Friday, December 22, 2006

Flynt Leverett in the New York Times

Technorati Tags: , , , , ,

Flynt Leverett's heavily censored draft of his op-ed advocating talks with Iran appears in the New York Times today. The backstory on this, if you haven't been following it, is that Leverett, a former CIA official who now is a senior fellow at the New America Foundation, wrote this piece and submitted it to his CIA superiors for vetting; they determined that it contained no classified information, and returned it to him. At that point, the White House stepped in and barred Leverett from publishing the op-ed, citing national security concerns. It's highly unusual, if not unprecedented, for the White House to second-guess the CIA vetting process in this way -- so naturally their doing so now created a lot of attention and outrage.

Raw Story wrote about it on Monday, and Rep. Louise Slaughter, in a letter dated December 19, asked the White House why Leverett's piece was being censored when the CIA had determined it contained no classified information.

Steve Clemons, who knows Leverett very well and has worked with him, pointed out last week that the NYT essay is actually based on a much longer article that was already published by the Century Foundation.

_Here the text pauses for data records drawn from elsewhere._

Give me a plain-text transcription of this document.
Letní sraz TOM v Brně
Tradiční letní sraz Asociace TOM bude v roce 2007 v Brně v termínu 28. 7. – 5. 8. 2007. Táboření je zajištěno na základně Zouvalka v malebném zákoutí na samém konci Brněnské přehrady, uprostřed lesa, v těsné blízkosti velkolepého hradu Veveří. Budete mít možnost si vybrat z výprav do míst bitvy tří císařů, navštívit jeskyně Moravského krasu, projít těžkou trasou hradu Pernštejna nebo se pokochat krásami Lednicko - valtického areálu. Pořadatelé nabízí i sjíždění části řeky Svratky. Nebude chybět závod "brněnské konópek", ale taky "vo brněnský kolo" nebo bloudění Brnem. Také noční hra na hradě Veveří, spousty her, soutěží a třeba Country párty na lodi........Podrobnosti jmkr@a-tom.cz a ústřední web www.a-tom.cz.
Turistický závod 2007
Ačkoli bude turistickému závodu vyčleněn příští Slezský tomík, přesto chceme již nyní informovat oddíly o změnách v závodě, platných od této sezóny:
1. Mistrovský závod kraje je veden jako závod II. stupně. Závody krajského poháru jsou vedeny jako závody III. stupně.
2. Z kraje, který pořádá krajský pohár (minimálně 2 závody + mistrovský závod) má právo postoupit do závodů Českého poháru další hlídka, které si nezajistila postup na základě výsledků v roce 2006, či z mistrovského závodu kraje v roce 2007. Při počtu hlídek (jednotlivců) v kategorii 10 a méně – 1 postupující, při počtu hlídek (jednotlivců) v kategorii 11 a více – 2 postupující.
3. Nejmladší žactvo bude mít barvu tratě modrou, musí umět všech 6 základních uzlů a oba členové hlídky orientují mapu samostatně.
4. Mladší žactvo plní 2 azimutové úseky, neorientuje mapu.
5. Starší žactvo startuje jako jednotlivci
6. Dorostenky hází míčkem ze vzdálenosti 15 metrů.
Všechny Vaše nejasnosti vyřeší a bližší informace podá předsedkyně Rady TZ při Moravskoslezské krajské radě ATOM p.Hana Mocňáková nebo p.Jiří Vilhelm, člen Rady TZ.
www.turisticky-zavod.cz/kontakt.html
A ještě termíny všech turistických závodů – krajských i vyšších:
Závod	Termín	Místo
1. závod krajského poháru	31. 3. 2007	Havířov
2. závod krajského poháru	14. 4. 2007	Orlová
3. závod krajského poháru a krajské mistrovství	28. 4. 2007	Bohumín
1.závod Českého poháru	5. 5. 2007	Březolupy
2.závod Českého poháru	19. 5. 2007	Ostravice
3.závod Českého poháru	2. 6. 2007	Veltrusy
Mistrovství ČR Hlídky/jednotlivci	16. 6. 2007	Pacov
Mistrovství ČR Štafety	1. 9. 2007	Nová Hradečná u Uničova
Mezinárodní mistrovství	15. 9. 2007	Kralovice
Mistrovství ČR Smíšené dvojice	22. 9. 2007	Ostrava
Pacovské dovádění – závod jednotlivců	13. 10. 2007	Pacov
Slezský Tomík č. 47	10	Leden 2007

On Monday, Clemons followed up with a post about Tony Snow's clubfooted response to questions about why the White House was politicizing the process for determining classification status.

Getting back to today's New York Times, Leverett and his wife, Hillary Mann (who co-authored the censored draft article), have an op-ed titled "What We Wanted To Tell You About Iran," which includes a link to that censored draft, after the White House redacted it. To the left of the text, they list (and link to) the published citations where the information contained in those blacked-out passages can be found.

Here is the redacted version of a draft Op-Ed article we wrote for The Times, as blacked out by the Central Intelligence Agency’s Publication Review Board after the White House intervened in the normal prepublication review process and demanded substantial deletions. Agency officials told us that they had concluded on their own that the original draft included no classified material, but that they had to bow to the White House.

Indeed, the deleted portions of the original draft reveal no classified material. These passages go into aspects of American-Iranian relations during the Bush administration’s first term that have been publicly discussed by Secretary of State Condoleezza Rice; former Secretary of State Colin Powell; former Deputy Secretary of State Richard Armitage; a former State Department policy planning director, Richard Haass; and a former special envoy to Afghanistan, James Dobbins.

These aspects have been extensively reported in the news media, and one of us, Mr. Leverett, has written about them in The Times and other publications with the explicit permission of the review board. We provided the following citations to the board to demonstrate that all of the material the White House objected to is already in the public domain. Unfortunately, to make sense of much of our Op-Ed article, readers will have to read the citations for themselves. (See links at left.)

I don't know about you, but I kind of felt like I was in the Soviet Union, reading samizdat.